Jest trochę dalej idąca niż formalna - uściśla terminologię.

Przewodniczący Marian Żenkiewicz:

Ale jest niemerytoryczna. Uściślająca.

Czy są pytania? Nie ma.

Kto z państwa senatorów jest za przyjęciem tej poprawki?

Dziękuję. Wszyscy.

Poprawki od drugiej do piątej zostały przyjęte.

Poprawka szósta.

Legislator w Biurze Legislacyjnym w Kancelarii Senatu Renata Bronowska:

Poprawka szósta uzupełnia przepis dotyczący ewidencjonowania egzaminatorów przez okręgowe komisje egzaminacyjne, wskazując, iż komisją właściwą do ewidencji egzaminatora jest komisja właściwa ze względu na jego miejsce zamieszkania.

Przewodniczący Marian Żenkiewicz:

Czy w związku z tą poprawką są pytania?. Nie ma.

Kto z państwa senatorów jest za przyjęciem tej poprawki?

Dziękuję. Wszyscy.

Poprawka siódma.

Legislator w Biurze Legislacyjnym w Kancelarii Senatu Renata Bronowska:

Poprawka siódma wiąże się z rozwiązaniem kwestii, dotyczącej dzieci, w stosunku do których wydano orzeczenie o potrzebie kształcenia specjalnego i które mogą mieć odroczony obowiązek szkolny do ukończenia dziesiątego roku życia. Chodzi o uregulowanie w stosunku do nich kwestii przygotowania przedszkolnego.

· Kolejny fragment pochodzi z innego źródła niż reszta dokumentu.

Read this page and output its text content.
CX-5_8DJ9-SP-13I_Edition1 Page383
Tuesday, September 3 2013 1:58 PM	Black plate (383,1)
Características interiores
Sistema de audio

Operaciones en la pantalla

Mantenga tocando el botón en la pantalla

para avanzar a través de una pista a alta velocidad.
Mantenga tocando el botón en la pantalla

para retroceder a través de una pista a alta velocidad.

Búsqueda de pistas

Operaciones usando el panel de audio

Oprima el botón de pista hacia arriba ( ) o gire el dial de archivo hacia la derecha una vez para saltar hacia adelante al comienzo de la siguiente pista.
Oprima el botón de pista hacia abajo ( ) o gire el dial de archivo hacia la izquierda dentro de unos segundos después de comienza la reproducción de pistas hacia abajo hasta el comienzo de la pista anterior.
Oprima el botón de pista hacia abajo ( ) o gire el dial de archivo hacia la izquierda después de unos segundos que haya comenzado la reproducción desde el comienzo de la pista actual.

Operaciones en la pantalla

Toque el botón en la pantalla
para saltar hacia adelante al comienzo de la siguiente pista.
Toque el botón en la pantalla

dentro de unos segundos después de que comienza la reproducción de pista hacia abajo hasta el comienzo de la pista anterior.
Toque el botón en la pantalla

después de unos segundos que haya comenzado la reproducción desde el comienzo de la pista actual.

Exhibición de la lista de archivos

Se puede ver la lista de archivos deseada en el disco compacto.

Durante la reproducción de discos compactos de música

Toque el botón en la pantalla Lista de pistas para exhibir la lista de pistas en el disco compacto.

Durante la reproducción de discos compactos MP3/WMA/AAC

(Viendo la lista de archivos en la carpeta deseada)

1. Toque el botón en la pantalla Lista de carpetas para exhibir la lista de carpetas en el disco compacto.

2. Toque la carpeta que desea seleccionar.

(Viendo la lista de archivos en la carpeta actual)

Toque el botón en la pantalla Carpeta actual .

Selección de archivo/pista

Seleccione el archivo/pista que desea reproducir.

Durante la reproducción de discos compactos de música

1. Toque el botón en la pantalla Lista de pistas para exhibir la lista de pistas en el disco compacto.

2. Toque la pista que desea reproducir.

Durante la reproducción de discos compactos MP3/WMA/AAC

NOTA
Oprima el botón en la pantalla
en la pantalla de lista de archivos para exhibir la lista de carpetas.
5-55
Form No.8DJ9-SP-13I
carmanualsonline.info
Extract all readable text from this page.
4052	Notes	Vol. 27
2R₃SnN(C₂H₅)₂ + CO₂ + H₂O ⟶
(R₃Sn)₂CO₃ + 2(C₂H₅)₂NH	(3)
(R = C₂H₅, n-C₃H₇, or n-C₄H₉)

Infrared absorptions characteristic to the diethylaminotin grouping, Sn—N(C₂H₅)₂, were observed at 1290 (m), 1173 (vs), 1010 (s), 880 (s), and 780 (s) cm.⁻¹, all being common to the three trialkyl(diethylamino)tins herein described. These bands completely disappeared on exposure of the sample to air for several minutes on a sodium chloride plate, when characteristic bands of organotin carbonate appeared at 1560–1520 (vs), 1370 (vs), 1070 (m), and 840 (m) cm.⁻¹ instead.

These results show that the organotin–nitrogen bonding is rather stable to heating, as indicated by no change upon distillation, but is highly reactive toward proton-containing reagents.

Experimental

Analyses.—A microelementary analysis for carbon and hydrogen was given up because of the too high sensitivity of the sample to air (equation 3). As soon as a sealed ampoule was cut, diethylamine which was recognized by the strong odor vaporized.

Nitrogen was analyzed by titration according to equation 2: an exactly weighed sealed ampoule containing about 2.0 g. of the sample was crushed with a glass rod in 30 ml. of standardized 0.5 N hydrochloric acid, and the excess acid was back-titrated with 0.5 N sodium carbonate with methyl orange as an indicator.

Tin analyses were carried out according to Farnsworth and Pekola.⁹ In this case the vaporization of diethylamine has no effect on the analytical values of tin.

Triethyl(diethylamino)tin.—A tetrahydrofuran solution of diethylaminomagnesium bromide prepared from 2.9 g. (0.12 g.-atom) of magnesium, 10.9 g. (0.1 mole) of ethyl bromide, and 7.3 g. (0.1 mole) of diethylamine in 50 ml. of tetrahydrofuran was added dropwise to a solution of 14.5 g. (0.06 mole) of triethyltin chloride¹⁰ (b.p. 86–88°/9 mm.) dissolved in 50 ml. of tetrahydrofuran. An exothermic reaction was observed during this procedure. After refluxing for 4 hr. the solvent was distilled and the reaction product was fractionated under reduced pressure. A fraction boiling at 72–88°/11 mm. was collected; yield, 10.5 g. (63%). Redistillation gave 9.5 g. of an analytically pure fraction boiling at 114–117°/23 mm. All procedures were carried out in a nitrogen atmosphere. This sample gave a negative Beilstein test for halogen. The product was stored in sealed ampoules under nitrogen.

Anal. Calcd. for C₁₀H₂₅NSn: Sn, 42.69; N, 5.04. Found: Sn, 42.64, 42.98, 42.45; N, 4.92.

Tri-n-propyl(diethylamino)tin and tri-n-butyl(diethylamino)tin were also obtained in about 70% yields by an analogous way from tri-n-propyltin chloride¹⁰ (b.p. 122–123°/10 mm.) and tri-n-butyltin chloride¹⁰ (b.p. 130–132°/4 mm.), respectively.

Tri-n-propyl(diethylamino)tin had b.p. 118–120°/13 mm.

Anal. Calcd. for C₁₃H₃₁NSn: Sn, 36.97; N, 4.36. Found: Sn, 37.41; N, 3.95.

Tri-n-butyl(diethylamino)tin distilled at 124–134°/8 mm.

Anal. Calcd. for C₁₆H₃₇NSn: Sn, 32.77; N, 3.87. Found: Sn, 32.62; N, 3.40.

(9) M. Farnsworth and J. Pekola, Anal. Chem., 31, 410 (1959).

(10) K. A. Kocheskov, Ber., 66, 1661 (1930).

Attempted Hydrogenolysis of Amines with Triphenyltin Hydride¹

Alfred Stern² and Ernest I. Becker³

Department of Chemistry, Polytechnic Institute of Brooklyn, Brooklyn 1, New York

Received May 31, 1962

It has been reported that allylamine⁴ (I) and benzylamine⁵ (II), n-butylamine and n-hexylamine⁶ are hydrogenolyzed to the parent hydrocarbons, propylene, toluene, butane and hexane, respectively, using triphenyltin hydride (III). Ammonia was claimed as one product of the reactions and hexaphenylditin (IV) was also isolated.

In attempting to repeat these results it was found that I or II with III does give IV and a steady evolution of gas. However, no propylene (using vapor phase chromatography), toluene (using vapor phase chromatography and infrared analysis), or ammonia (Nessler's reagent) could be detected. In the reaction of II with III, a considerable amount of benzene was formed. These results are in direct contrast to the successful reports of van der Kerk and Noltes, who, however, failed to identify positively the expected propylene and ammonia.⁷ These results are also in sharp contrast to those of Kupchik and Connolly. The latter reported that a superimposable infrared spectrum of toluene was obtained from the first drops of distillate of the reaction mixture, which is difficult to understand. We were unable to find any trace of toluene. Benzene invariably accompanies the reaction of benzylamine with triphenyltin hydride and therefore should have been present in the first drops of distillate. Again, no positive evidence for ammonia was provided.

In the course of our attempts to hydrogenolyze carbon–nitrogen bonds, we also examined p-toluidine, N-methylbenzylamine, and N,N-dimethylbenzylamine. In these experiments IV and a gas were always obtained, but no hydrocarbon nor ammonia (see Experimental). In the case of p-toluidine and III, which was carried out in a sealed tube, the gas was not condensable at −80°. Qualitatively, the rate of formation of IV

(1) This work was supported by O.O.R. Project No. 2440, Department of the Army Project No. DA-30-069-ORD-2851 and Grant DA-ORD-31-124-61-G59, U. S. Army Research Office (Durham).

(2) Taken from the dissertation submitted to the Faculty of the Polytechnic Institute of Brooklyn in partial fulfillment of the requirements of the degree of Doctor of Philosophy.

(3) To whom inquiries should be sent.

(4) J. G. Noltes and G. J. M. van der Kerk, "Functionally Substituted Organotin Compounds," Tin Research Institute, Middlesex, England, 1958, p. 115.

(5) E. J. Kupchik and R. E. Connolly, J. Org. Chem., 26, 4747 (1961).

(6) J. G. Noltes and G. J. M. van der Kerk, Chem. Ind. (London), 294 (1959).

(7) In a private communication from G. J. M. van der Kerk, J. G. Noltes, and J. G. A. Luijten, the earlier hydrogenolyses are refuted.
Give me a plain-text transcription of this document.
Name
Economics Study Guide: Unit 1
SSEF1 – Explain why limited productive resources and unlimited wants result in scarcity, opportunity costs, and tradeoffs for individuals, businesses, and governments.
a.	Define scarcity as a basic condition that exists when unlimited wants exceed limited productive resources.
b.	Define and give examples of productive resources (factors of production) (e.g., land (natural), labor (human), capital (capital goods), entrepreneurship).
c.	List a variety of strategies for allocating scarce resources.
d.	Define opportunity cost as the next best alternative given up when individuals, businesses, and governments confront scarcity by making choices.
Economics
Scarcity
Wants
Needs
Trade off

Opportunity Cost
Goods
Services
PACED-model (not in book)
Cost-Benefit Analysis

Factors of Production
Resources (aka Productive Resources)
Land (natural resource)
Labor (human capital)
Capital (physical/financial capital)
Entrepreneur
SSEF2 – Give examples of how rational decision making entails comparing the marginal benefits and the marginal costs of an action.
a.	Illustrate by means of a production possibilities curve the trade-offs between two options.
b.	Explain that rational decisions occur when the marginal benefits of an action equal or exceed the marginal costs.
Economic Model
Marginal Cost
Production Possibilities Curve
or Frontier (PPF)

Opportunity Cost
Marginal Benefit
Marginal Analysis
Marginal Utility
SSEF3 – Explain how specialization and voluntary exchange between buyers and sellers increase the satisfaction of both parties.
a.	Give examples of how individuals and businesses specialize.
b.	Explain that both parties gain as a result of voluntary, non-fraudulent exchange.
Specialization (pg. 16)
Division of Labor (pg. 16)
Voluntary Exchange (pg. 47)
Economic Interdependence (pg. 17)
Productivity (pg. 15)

Przewodniczący Marian Żenkiewicz:

Jasne. Dziękuję.

Czy są pytania? Nie ma.

Kto z państwa senatorów jest za przyjęciem tej poprawki?

Dziękuję bardzo. Wszyscy.

Poprawka ósma.

Legislator w Biurze Legislacyjnym w Kancelarii Senatu Renata Bronowska:

Jestem zobowiązana powiedzieć, że mogą być wątpliwości co do tego, czy poprawka ta nie wykracza poza materię nowelizacji. Jednocześnie jest to przepis, regulujący sprawę możliwości odbycia przygotowania przedszkolnego przez dzieci poza szkołą bądź poza przedszkolem. Ta kwestia po prostu nie była regulowana w ustawie.

Przewodniczący Marian Żenkiewicz:

Może pani dokładniej powie, na czym polega to uregulowanie.

Legislator w Biurze Legislacyjnym w Kancelarii Senatu Renata Bronowska:

Otóż przepis ustawy przewiduje, iż na wniosek rodziców dyrektor szkoły może zezwolić, aby dziecko wypełniało obowiązek szkolny albo obowiązek nauki poza szkołą. Ta sama regulacja dotyczyłaby przygotowania przedszkolnego.

(Przewodniczący Marian Żenkiewicz: Do jakich dzieci się to odnosi? Do wszystkich?)

Do wszystkich dzieci, które mają sześć lat.

(Przewodniczący Marian Żenkiewicz: Chodzi mi o to, czy to rozwiązanie obejmuje wszystkie dzieci, czy tylko dzieci specjalnej troski.)

Nie, nie. Wszystkie dzieci.

Przewodniczący Marian Żenkiewicz:

Wszystkie dzieci. Dobrze.

Czy są jakieś pytania?

Proszę bardzo.

Senator Grażyna Staniszewska:

To jest chyba trochę absurd. Przecież zakres wychowania przedszkolnego poszerza się po to, żeby przygotować dziecko do funkcjonowania w społeczności szkolnej. Rozumiem szczególny przypadek, kiedy na przykład dziecko trafia do szpitala. Byłam w takiej sytuacji, kiedy w wieku przedszkolnym trafiłam tam na parę lat. Wtedy wiadomo, że nauczanie jest poza szkołą. Chociaż nie, wtedy szkoła jest na terenie szpitala. Przecież w takim razie istnieje możliwość nie posyłania dziecka do szkoły. To będzie, tak naprawdę, obejście obowiązku przedszkolnego.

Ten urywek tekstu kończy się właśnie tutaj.